Краснощеков вздохнул так, что даже
– Упустили…
Салтыков помолчал, потом сказал:
– Да, тяжелая была баталия!
Потом он, кряхтя, подсаживаемый адъютантами, сел на свою серую лошадь и медленно двинулся по тропинке в гору, туда, где белела палатка главнокомандующего.
К нему подъехал штабной офицер.
– Ваше сиятельство, прикажете приготовить фельдъегеря для отправки реляции в Санкт-Петербург?
Старик устал и думал о том, что хорошо бы раздеться, лечь на походную койку и поспать час-другой. Но он понимал, что этого делать нельзя, и, выпрямившись в седле, сказал:
– Найти одного из офицеров, отличившихся в баталии, и обеспечить ему смену лошадей по всему пути. Надобно понимать, что виктория сия не токмо принесет великую радость народу российскому, но и во всей Европе вселит надежду на мир.
Иван Иванович Шувалов дочитал реляцию. Елизавета Петровна поднесла платок к глазам, потом, не сдерживаясь, заплакала громко, а потом сказала, виновато улыбаясь:
– Сие я от счастья. Спасена честь России…
Иван Иванович растроганно воскликнул:
– Не токмо спасена, но и на весь мир Россия возвеличена! Артиллерия же наша судьбу всей баталии решила!
Елизавета Петровна повернулась к Петру Ивановичу Шувалову:
– Спасибо тебе, Петр Иванович, недаром твои вензеля на сих пушках.
Петр Иванович покряхтел:
– Ваше величество! Вензеля-то мои, да пушки Данилова, Нартова, Мартынова, и сам Михайло Васильевич Ломоносов великое попечение о сем деле имел…
Разумовский покачал головой:
– Що пушки там попрацовали [59] добре – то верно, тильки судьбу баталии не они решили. Решил ее солдат с ружницею, вот кто…
Императрица задумалась, а потом сказала:
– Жалко, я хворая стала, принять Ломоносова не могу. Иван Иванович, увидишь его, скажи, что дочь Петра Великого благодарит его от всей души.
59
П о п р а ц о в а л и – поработали (укр.).
Но Ломоносову не нужно было никакой благодарности.

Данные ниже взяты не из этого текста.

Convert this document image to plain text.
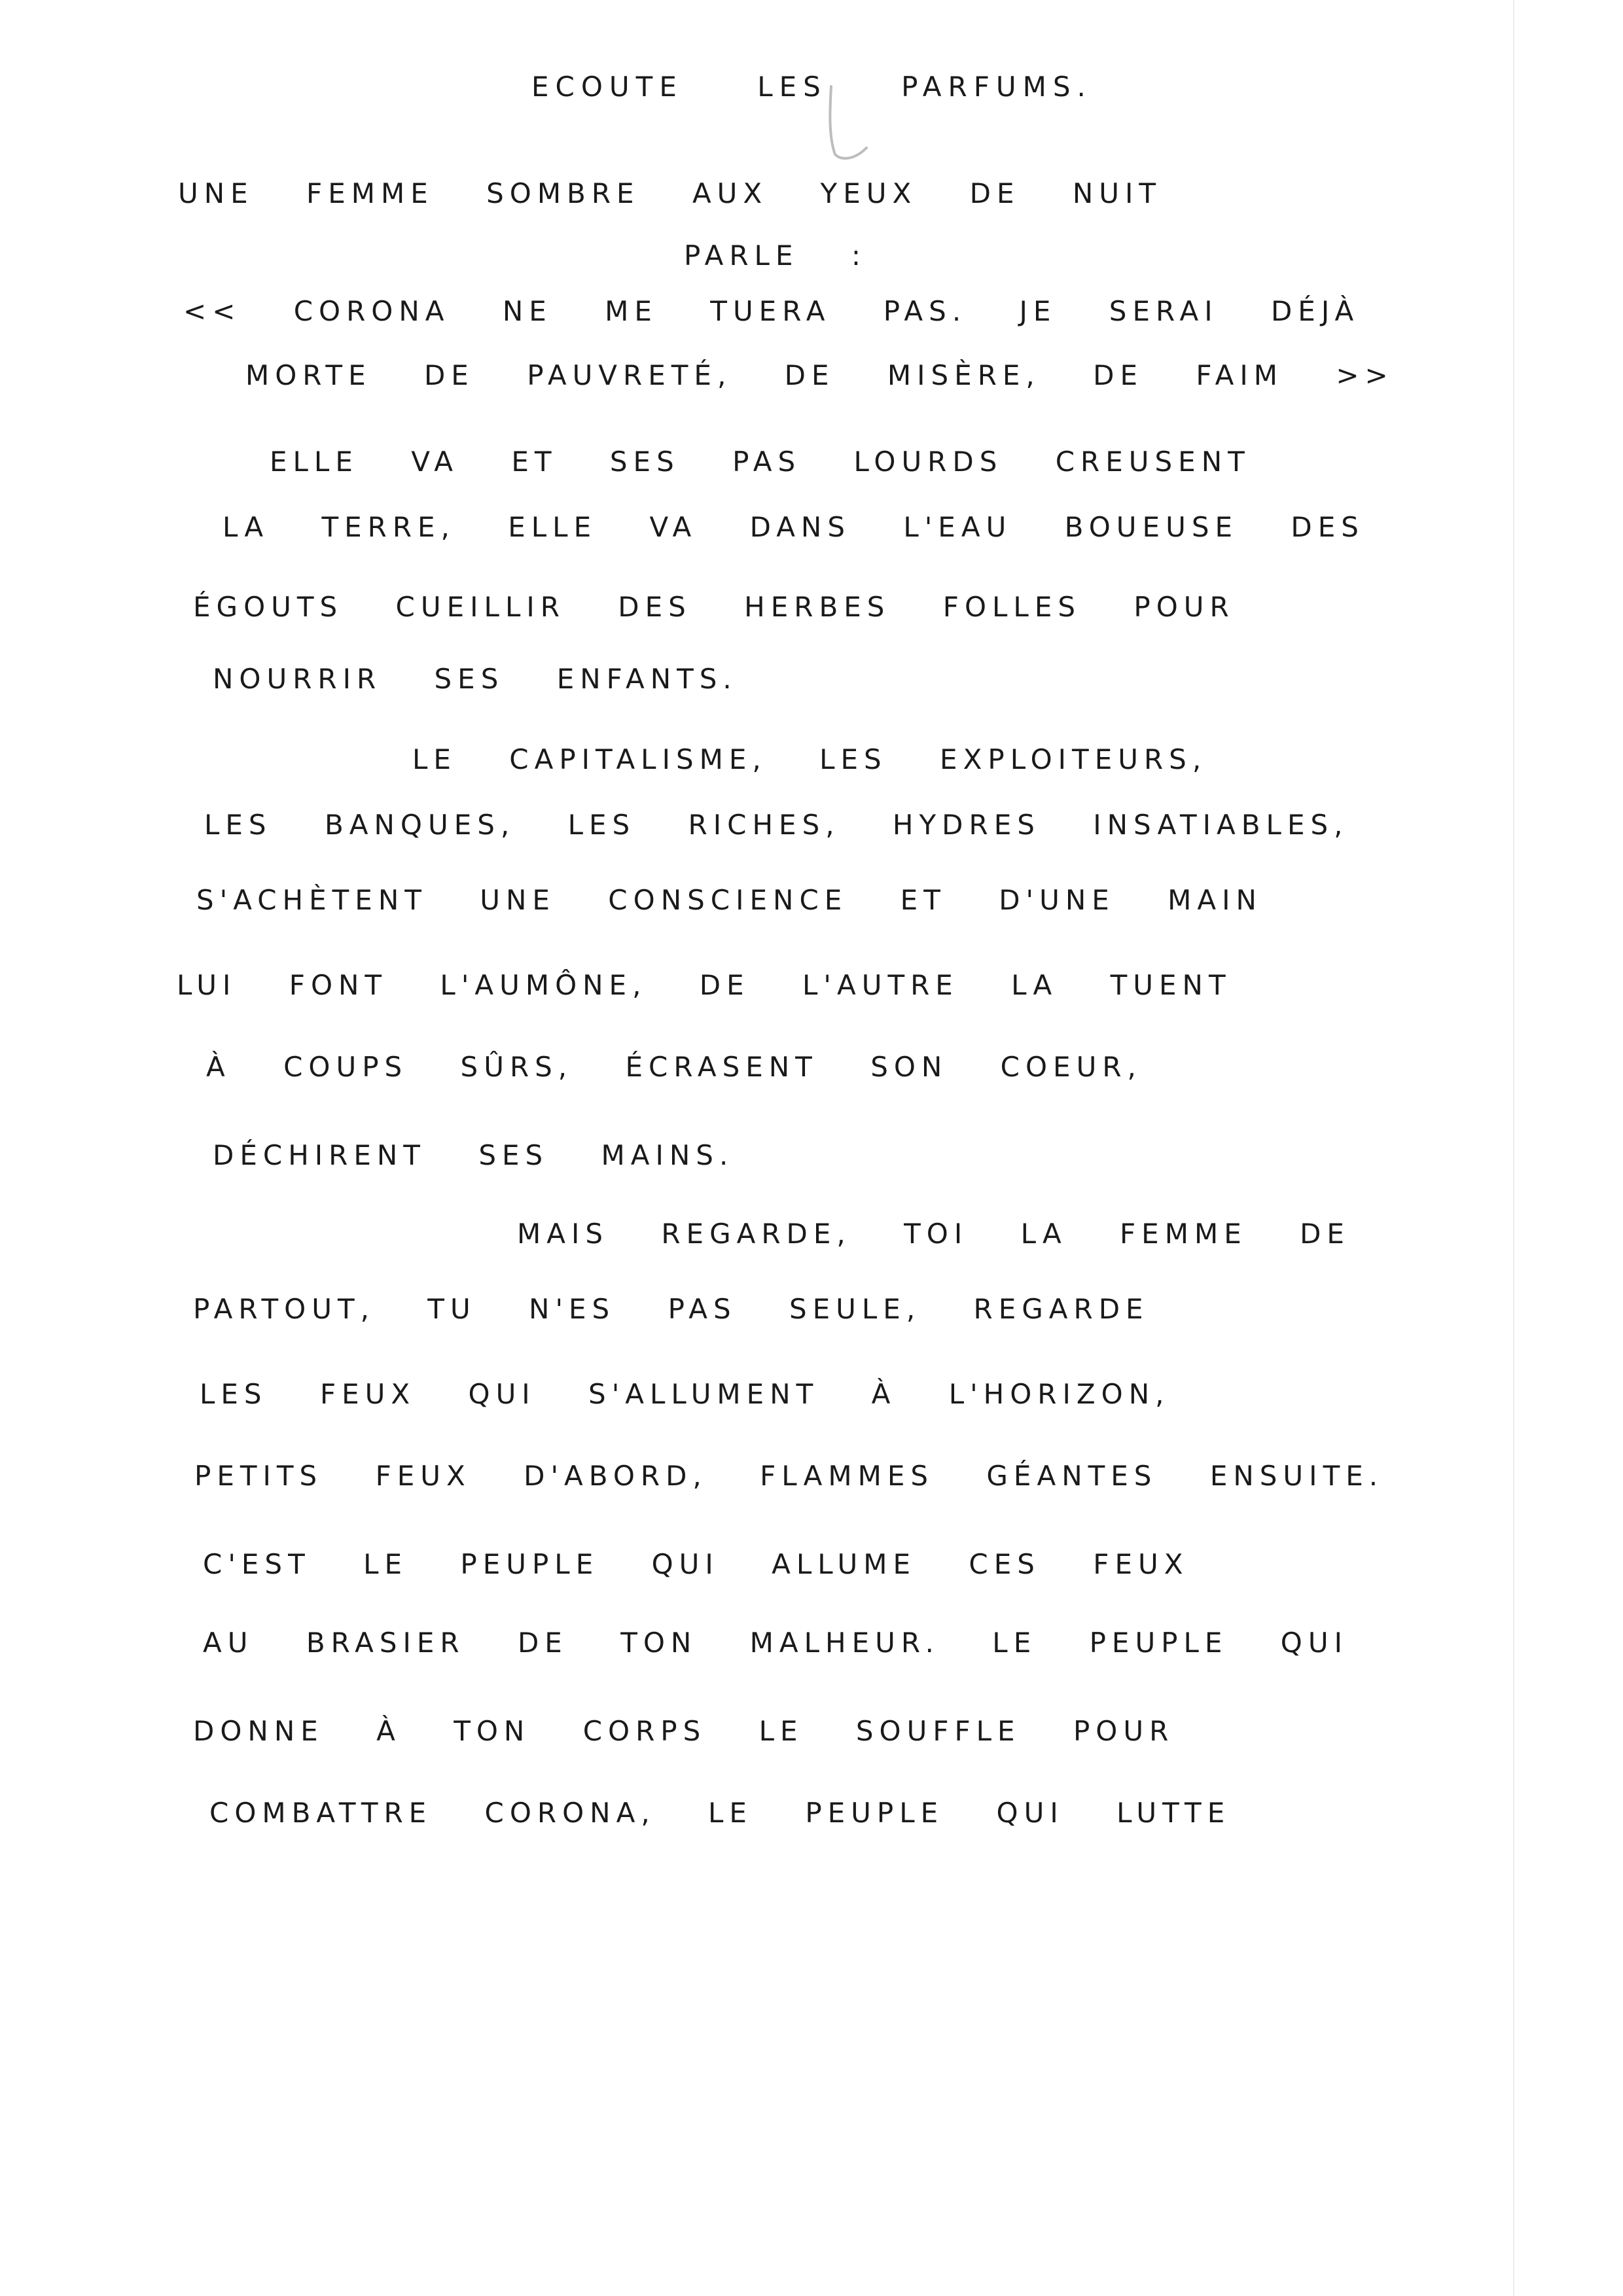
ECOUTE LES PARFUMS.
UNE FEMME SOMBRE AUX YEUX DE NUIT
PARLE :
<< CORONA NE ME TUERA PAS. JE SERAI DÉJÀ
MORTE DE PAUVRETÉ, DE MISÈRE, DE FAIM >>
ELLE VA ET SES PAS LOURDS CREUSENT
LA TERRE, ELLE VA DANS L'EAU BOUEUSE DES
ÉGOUTS CUEILLIR DES HERBES FOLLES POUR
NOURRIR SES ENFANTS.
LE CAPITALISME, LES EXPLOITEURS,
LES BANQUES, LES RICHES, HYDRES INSATIABLES,
S'ACHÈTENT UNE CONSCIENCE ET D'UNE MAIN
LUI FONT L'AUMÔNE, DE L'AUTRE LA TUENT
À COUPS SÛRS, ÉCRASENT SON COEUR,
DÉCHIRENT SES MAINS.
MAIS REGARDE, TOI LA FEMME DE
PARTOUT, TU N'ES PAS SEULE, REGARDE
LES FEUX QUI S'ALLUMENT À L'HORIZON,
PETITS FEUX D'ABORD, FLAMMES GÉANTES ENSUITE.
C'EST LE PEUPLE QUI ALLUME CES FEUX
AU BRASIER DE TON MALHEUR. LE PEUPLE QUI
DONNE À TON CORPS LE SOUFFLE POUR
COMBATTRE CORONA, LE PEUPLE QUI LUTTE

Его сердце и так было переполнено радостью и гордостью, ведь победа над прусской военщиной во главе с Фридрихом означала победу не только России, но и ее союзников – Франции, Швеции, Австрии. В этой победе он видел историческую справедливость, восклицая:
– Нам правда отдает победу!
И он славил Салтыкова, который был еще сподвижником Петра, и доблесть русских солдат, сломивших коварного, надменного врага.
…Стремится сердце Салтыкова, Дабы коварну мочь сломить. Ни польские леса глубоки, Ни горы Шлонские высоки В защиту не стоят врагам… Бегущих горды пруссов плечи И обращенные хребты Подвержены кровавой сечи. Главы валятся, как листы.